Spark
安装
上传压缩包并解压
修改用户权限
[root@master-tz src]# chown -R hadoop:hadoop spark
切换hadoop用户,进入目录
[hadoop@master-tz conf]$ pwd
/usr/local/src/spark/conf
修改spark-env.sh文件
[hadoop@master-tz conf]$ cp spark-env.sh.template spark-env.sh
[hadoop@master-tz conf]$ vim spark-env.sh
//添加如下内容
export JAVA_HOME=/usr/local/src/java
export HADOOP_HOME=/usr/local/src/hadoop
export SPARK_MASTER_IP=master-tz
export SPARK_MASTER_PORT=7077
export SPARK_DIST_CLASSPATH=$(/usr/local/src/hadoop/bin/hadoop classpath)
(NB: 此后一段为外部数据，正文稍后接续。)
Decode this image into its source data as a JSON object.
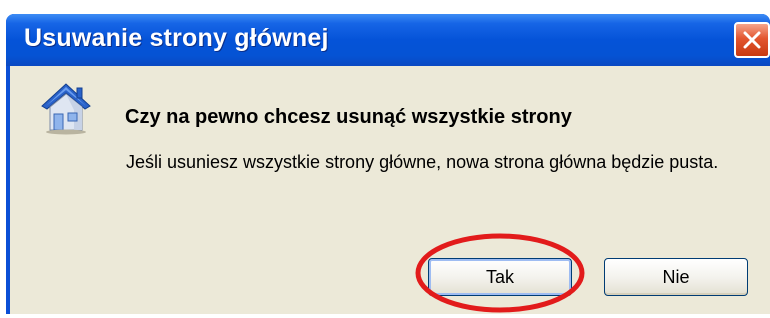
{
  "dialog": {
    "title": "Usuwanie strony głównej",
    "heading": "Czy na pewno chcesz usunąć wszystkie strony",
    "message": "Jeśli usuniesz wszystkie strony główne, nowa strona główna będzie pusta.",
    "icon": "home-icon",
    "close_icon": "close-icon",
    "yes_label": "Tak",
    "no_label": "Nie"
  },
  "colors": {
    "titlebar": "#0553d8",
    "client_background": "#ece9d8",
    "close_button": "#e3562f",
    "highlight_ring": "#e21b1b"
  }
}
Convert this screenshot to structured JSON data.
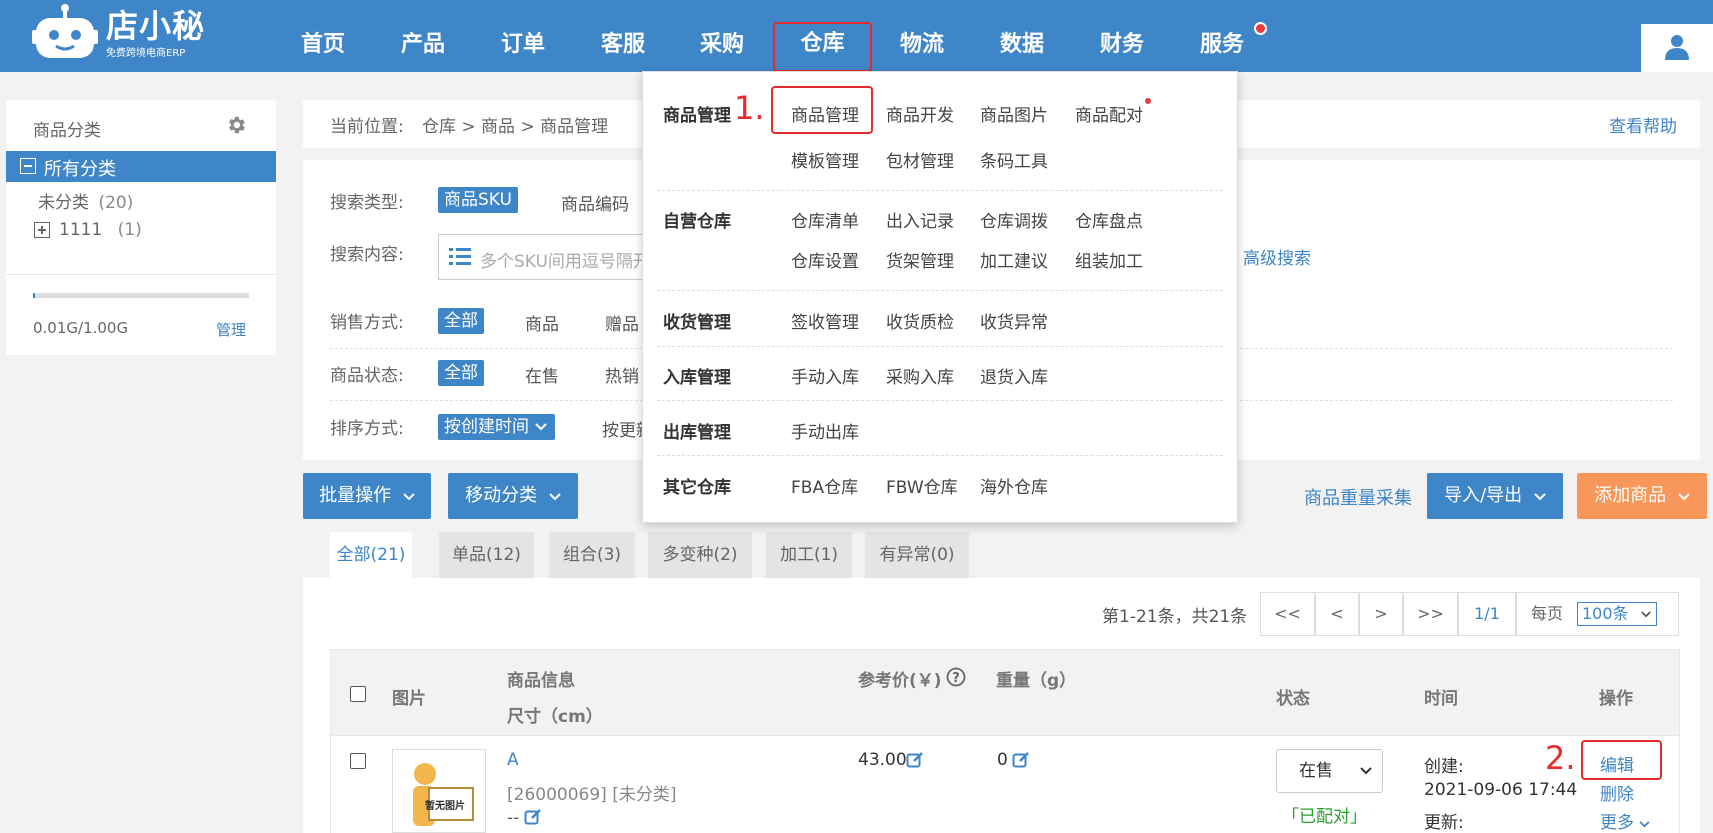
{
  "logo": {
    "name": "店小秘",
    "subtitle": "免费跨境电商ERP"
  },
  "nav": [
    "首页",
    "产品",
    "订单",
    "客服",
    "采购",
    "仓库",
    "物流",
    "数据",
    "财务",
    "服务"
  ],
  "sidebar": {
    "title": "商品分类",
    "all": "所有分类",
    "uncategorized": "未分类",
    "uncategorized_count": "(20)",
    "folder": "1111",
    "folder_count": "(1)",
    "storage": "0.01G/1.00G",
    "storage_fraction": 0.01,
    "manage": "管理"
  },
  "breadcrumb": {
    "label": "当前位置:",
    "path": "仓库 > 商品 > 商品管理",
    "help": "查看帮助"
  },
  "filters": {
    "search_type_label": "搜索类型:",
    "search_type_active": "商品SKU",
    "search_type_other": "商品编码",
    "search_content_label": "搜索内容:",
    "search_placeholder": "多个SKU间用逗号隔开",
    "advanced": "高级搜索",
    "sale_label": "销售方式:",
    "sale_active": "全部",
    "sale_1": "商品",
    "sale_2": "赠品",
    "status_label": "商品状态:",
    "status_active": "全部",
    "status_1": "在售",
    "status_2": "热销",
    "sort_label": "排序方式:",
    "sort_active": "按创建时间",
    "sort_other": "按更新"
  },
  "toolbar": {
    "batch": "批量操作",
    "move": "移动分类",
    "weight": "商品重量采集",
    "import": "导入/导出",
    "add": "添加商品"
  },
  "tabs": [
    "全部(21)",
    "单品(12)",
    "组合(3)",
    "多变种(2)",
    "加工(1)",
    "有异常(0)"
  ],
  "pagination": {
    "summary": "第1-21条，共21条",
    "first": "<<",
    "prev": "<",
    "next": ">",
    "last": ">>",
    "page": "1/1",
    "per_page_label": "每页",
    "per_page": "100条"
  },
  "table": {
    "headers": {
      "image": "图片",
      "info": "商品信息",
      "size": "尺寸（cm）",
      "price": "参考价(￥)",
      "weight": "重量（g）",
      "status": "状态",
      "time": "时间",
      "ops": "操作"
    },
    "row": {
      "no_image": "暂无图片",
      "name": "A",
      "sku": "[26000069]",
      "category": "[未分类]",
      "size": "--",
      "price": "43.00",
      "weight": "0",
      "status": "在售",
      "paired": "「已配对」",
      "created_label": "创建:",
      "created": "2021-09-06 17:44",
      "updated_label": "更新:",
      "edit": "编辑",
      "delete": "删除",
      "more": "更多"
    }
  },
  "dropdown": {
    "g1": "商品管理",
    "g1_items": [
      "商品管理",
      "商品开发",
      "商品图片",
      "商品配对",
      "模板管理",
      "包材管理",
      "条码工具"
    ],
    "g2": "自营仓库",
    "g2_items": [
      "仓库清单",
      "出入记录",
      "仓库调拨",
      "仓库盘点",
      "仓库设置",
      "货架管理",
      "加工建议",
      "组装加工"
    ],
    "g3": "收货管理",
    "g3_items": [
      "签收管理",
      "收货质检",
      "收货异常"
    ],
    "g4": "入库管理",
    "g4_items": [
      "手动入库",
      "采购入库",
      "退货入库"
    ],
    "g5": "出库管理",
    "g5_items": [
      "手动出库"
    ],
    "g6": "其它仓库",
    "g6_items": [
      "FBA仓库",
      "FBW仓库",
      "海外仓库"
    ]
  },
  "annotations": {
    "step1": "1.",
    "step2": "2."
  }
}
export HADOOP_CONF_DIR=/usr/local/src/hadoop/etc/hadoop
export SPARK_YARN_USER_ENV="CLASSPATH=/usr/local/src/hadoop/etc/hadoop"
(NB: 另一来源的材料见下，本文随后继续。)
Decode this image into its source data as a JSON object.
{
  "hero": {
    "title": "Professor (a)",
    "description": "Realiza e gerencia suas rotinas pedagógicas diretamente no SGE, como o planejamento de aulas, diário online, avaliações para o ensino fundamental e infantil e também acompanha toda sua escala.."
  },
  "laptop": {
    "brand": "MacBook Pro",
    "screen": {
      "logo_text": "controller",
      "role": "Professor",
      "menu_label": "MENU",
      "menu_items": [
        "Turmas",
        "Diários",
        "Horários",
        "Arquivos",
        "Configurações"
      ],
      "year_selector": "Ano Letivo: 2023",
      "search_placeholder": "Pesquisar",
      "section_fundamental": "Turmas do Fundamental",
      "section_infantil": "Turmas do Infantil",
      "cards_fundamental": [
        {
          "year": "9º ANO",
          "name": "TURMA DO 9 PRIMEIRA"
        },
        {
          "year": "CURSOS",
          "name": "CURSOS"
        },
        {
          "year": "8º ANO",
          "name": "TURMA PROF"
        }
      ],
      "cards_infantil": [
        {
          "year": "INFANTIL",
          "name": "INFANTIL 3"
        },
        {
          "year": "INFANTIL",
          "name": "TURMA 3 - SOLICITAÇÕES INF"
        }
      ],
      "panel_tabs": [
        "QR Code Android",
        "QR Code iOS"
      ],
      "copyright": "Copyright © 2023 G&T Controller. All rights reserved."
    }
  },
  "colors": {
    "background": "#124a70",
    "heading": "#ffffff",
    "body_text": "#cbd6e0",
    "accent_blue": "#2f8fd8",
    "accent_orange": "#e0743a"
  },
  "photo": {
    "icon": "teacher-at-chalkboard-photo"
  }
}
export YARN_CONF_DIR=/usr/local/src/hadoop/etc/hadoop
修改slaves
[hadoop@master-tz conf]$ cp slaves.template slaves
[hadoop@master-tz conf]$ vim slaves
//添加如下
master-tz
slave01-tz
slave02-tz
将spark分发到slave1,slave2
[root@master-tz conf]# scp -r /usr/local/src/spark/ slave01-tz:/usr/local/src/
[root@master-tz conf]# scp -r /usr/local/src/spark/ slave02-tz:/usr/local/src/
发送完毕后,启动spark集群
[hadoop@master-tz conf]$ /usr/local/src/spark/sbin/start-all.sh
浏览器查看(ip:8080)
使用
本地运行模式测试。使用本地模式运行Spark Pi程序
/usr/local/src/spark/bin/spark-submit --class org.apache.spark.examples.SparkPi --master local[*] /usr/local/src/spark/examples/jars/spark-examples_2.11-2.0.0.jar 10
Standalone模式运行Spark Pi程序
[hadoop@master-tz conf]$ /usr/local/src/spark/bin/spark-submit --class org.apache.spark.examples.SparkPi --master spark://master-tz:7077 /usr/local/src/spark/examples/jars/spark-examples_2.11-2.0.0.jar 10
运行成功后,在浏览器内也可以看到
Spark的集中运行模式
首先修改配置文件
<!--spark-env.sh文件,增加以下内容-->
export SPARK_DIST_CLASSPATH=$(/usr/local/src/hadoop/bin/hadoop classpath)
export HADOOP_CONF_DIR=/usr/local/src/hadoop/etc/hadoop
export SPARK_YARN_USER_ENV="CLASSPATH=/usr/local/src/hadoop/etc/hadoop"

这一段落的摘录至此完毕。